Eso no significa que no haya rebeldías. Hay vecinos que pelean por su barrio, personas que preguntan donde otros callan, estudiantes que se involucran. Pero el entramado social es complejo. Y muchas veces, la crítica se vuelve ruido blanco: constante, molesto, pero inofensivo. Como el murmullo de una radio vieja que ya nadie apaga.
Jesús Fernández-Villaverde, en una columna sobre la cultura cívica en España, apuntaba que la corrupción ciudadana empieza cuando alguien estaciona en doble fila “por cinco minutos” y termina naturalizando el robo de fondos públicos. Tal vez Carmelo también tenga algo de eso: una cultura local que tolera lo pequeño, lo doméstico, el “así se hace acá”. Y desde ahí se construye —o se impide— la política.

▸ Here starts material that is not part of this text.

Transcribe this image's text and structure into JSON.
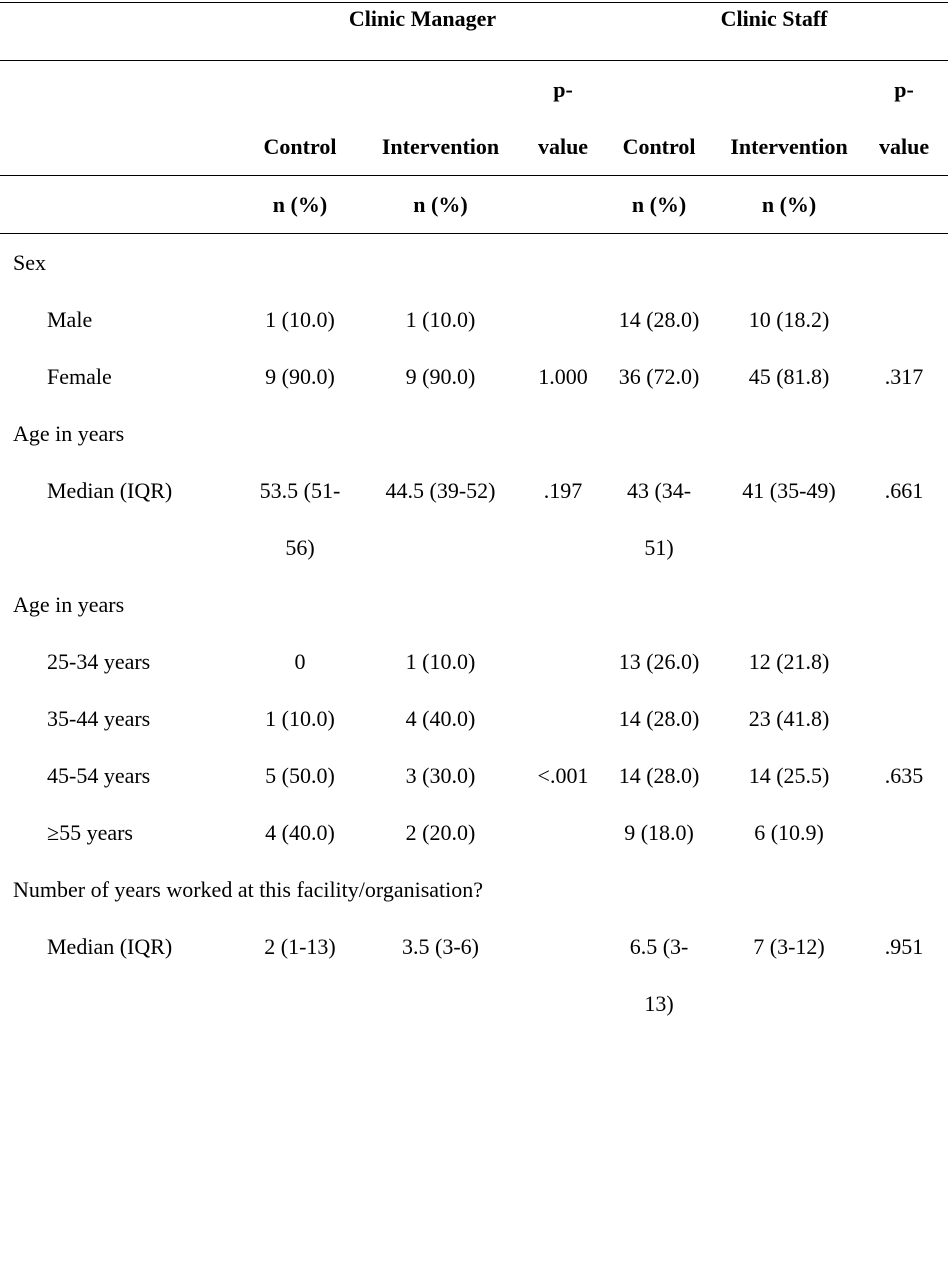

¿Hace falta una revolución de ideas? Quizás. ¿Hace falta que alguien nuevo, distinto, venga a romper el molde? Puede ser. Pero también hace falta que la ciudadanía asuma su parte. Que la crítica no sea solo al otro, sino también al espejo.
En una ciudad de 19 mil habitantes, la política no está en una torre lejana. Está en la feria, en el club, en la escuela, en la cola del cajero. Y ahí es donde hay que empezar a preguntarse: si todos sabemos lo que no funciona, ¿por qué seguimos actuando igual?